I took him to the vet the day after I found him. Everybody that worked there fell in love with him as well. They all wanted him if I didnt. During the routine tests it was discovered he has Feline Leukemia. The vet thought I should put him to sleep right then and there. In a matter of 2 days I went from not caring for cats all that much to crying like a baby for this one. I could not put hime to sleep. So now he is mine for as long as he seems happy and healthy. I named him Galileo. I teach science and it just seemed to fit. I think I am NOW a cat person! lol! I love him to death! He is very affectionate and loves to wake me up by rubbing his nose on mine.
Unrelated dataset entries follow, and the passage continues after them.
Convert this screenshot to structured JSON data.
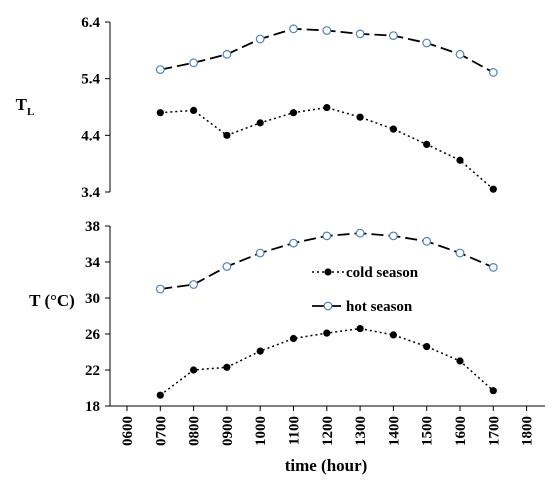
{
  "chart_data": [
    {
      "type": "line",
      "ylabel": "T",
      "ylabel_sub": "L",
      "ylim": [
        3.4,
        6.4
      ],
      "yticks": [
        "3.4",
        "4.4",
        "5.4",
        "6.4"
      ],
      "x": [
        "0700",
        "0800",
        "0900",
        "1000",
        "1100",
        "1200",
        "1300",
        "1400",
        "1500",
        "1600",
        "1700"
      ],
      "series": [
        {
          "name": "cold season",
          "values": [
            4.8,
            4.84,
            4.4,
            4.62,
            4.8,
            4.89,
            4.72,
            4.51,
            4.24,
            3.96,
            3.45
          ]
        },
        {
          "name": "hot season",
          "values": [
            5.56,
            5.68,
            5.83,
            6.1,
            6.28,
            6.25,
            6.19,
            6.16,
            6.03,
            5.83,
            5.51
          ]
        }
      ]
    },
    {
      "type": "line",
      "ylabel": "T  (°C)",
      "xlabel": "time (hour)",
      "ylim": [
        18,
        38
      ],
      "yticks": [
        "18",
        "22",
        "26",
        "30",
        "34",
        "38"
      ],
      "xticks": [
        "0600",
        "0700",
        "0800",
        "0900",
        "1000",
        "1100",
        "1200",
        "1300",
        "1400",
        "1500",
        "1600",
        "1700",
        "1800"
      ],
      "x": [
        "0700",
        "0800",
        "0900",
        "1000",
        "1100",
        "1200",
        "1300",
        "1400",
        "1500",
        "1600",
        "1700"
      ],
      "legend_position": "center-right",
      "series": [
        {
          "name": "cold season",
          "values": [
            19.2,
            22.0,
            22.3,
            24.1,
            25.5,
            26.1,
            26.6,
            25.9,
            24.6,
            23.0,
            19.7
          ]
        },
        {
          "name": "hot season",
          "values": [
            31.0,
            31.5,
            33.5,
            35.0,
            36.1,
            36.9,
            37.2,
            36.9,
            36.3,
            35.0,
            33.4
          ]
        }
      ],
      "legend": [
        {
          "label": "cold season",
          "series": "cold season"
        },
        {
          "label": "hot season",
          "series": "hot season"
        }
      ]
    }
  ],
  "style": {
    "cold_color": "#000000",
    "hot_line_color": "#000000",
    "hot_marker_color": "#4f81bd"
  }
}
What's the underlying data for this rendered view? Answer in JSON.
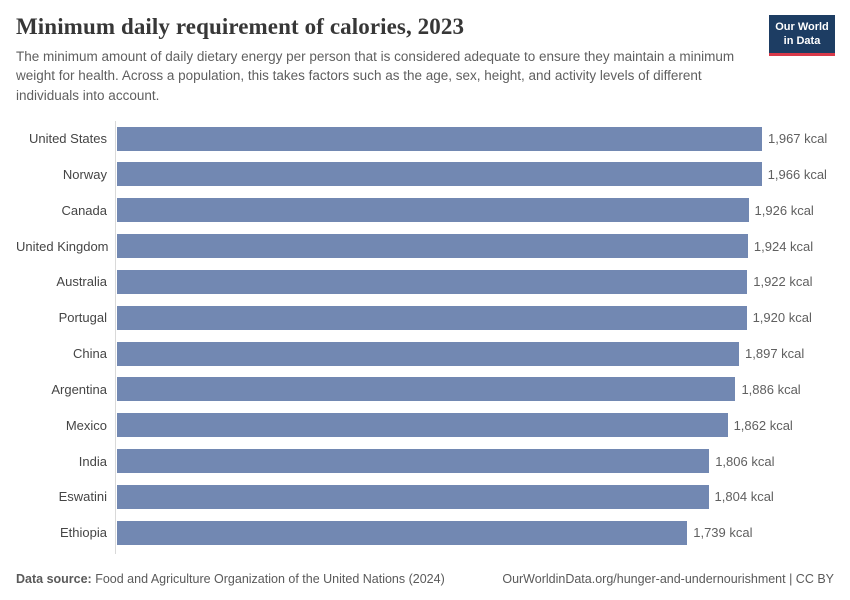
{
  "header": {
    "title": "Minimum daily requirement of calories, 2023",
    "subtitle": "The minimum amount of daily dietary energy per person that is considered adequate to ensure they maintain a minimum weight for health. Across a population, this takes factors such as the age, sex, height, and activity levels of different individuals into account.",
    "logo": {
      "line1": "Our World",
      "line2": "in Data"
    }
  },
  "chart_data": {
    "type": "bar",
    "orientation": "horizontal",
    "title": "Minimum daily requirement of calories, 2023",
    "categories": [
      "United States",
      "Norway",
      "Canada",
      "United Kingdom",
      "Australia",
      "Portugal",
      "China",
      "Argentina",
      "Mexico",
      "India",
      "Eswatini",
      "Ethiopia"
    ],
    "values": [
      1967,
      1966,
      1926,
      1924,
      1922,
      1920,
      1897,
      1886,
      1862,
      1806,
      1804,
      1739
    ],
    "value_labels": [
      "1,967 kcal",
      "1,966 kcal",
      "1,926 kcal",
      "1,924 kcal",
      "1,922 kcal",
      "1,920 kcal",
      "1,897 kcal",
      "1,886 kcal",
      "1,862 kcal",
      "1,806 kcal",
      "1,804 kcal",
      "1,739 kcal"
    ],
    "unit": "kcal",
    "xlim": [
      0,
      1967
    ],
    "grid": false,
    "legend": "none",
    "bar_color": "#7288b2"
  },
  "footer": {
    "source_label": "Data source:",
    "source_text": "Food and Agriculture Organization of the United Nations (2024)",
    "attribution": "OurWorldinData.org/hunger-and-undernourishment | CC BY"
  },
  "colors": {
    "bar": "#7288b2",
    "logo_background": "#1d3d63",
    "logo_accent_red": "#d93a4a",
    "axis_line": "#d9d9d9",
    "title_text": "#373737",
    "subtitle_text": "#5f5f5f"
  }
}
He is sleeping on my chest as I type this! 
Not sure how to post a pic, but when I do I will show you a pic!

-Jeannette and 'Leo[/img]


----------



## ZAR (Aug 26, 2005)

Welcome to catfroum.com I'm HEYHWA please to meet you 

-HEYHWA


----------



## kitkat (Sep 22, 2003)

Your story was so sweet! I wasn't really a cat person either till I adopted my 2, now I love kitties too. Btw, welcome aboard and I'll be looking forward to seeing your kitty pictures


----------



## badet (Oct 7, 2005)

Welcome to the forum! Nice story, I was also not a cat person until I had my kitty. In fact, I did not like cats before! I liked dogs better.


----------



## BoscosMum (Apr 29, 2004)

Awe....You were adopted....how sweet!
I am glad you did not eauthanize your kitty...
Welcome aboard!


----------



## fellajetandmonster'sslave (Aug 5, 2003)

*galileo*

he will have a nice life with you as his mommy................and you will know when you have to let him go due to his illness.........until then, love him and the rewards will be priceless


----------



## Lisa 216 (Oct 25, 2004)

Oh, what a wonderful story. And I love the name!! Adorable!


----------



## spamlet (Mar 14, 2005)

That's lovely! Can't wait to see the pics! Welcome


----------



## mcschmidt (Mar 29, 2005)

Welcome to the forum.

It's great to know that you're at least giving this guy a chance at life, I'm sure you'll do great at keeping him happy and healthy. We are all here to help each other out.


----------



## dmcwlvssr (Apr 24, 2005)

welcome I am donna owned proudly by the incredible trio and surrogate mum to a yr old shepX girl Freesia


----------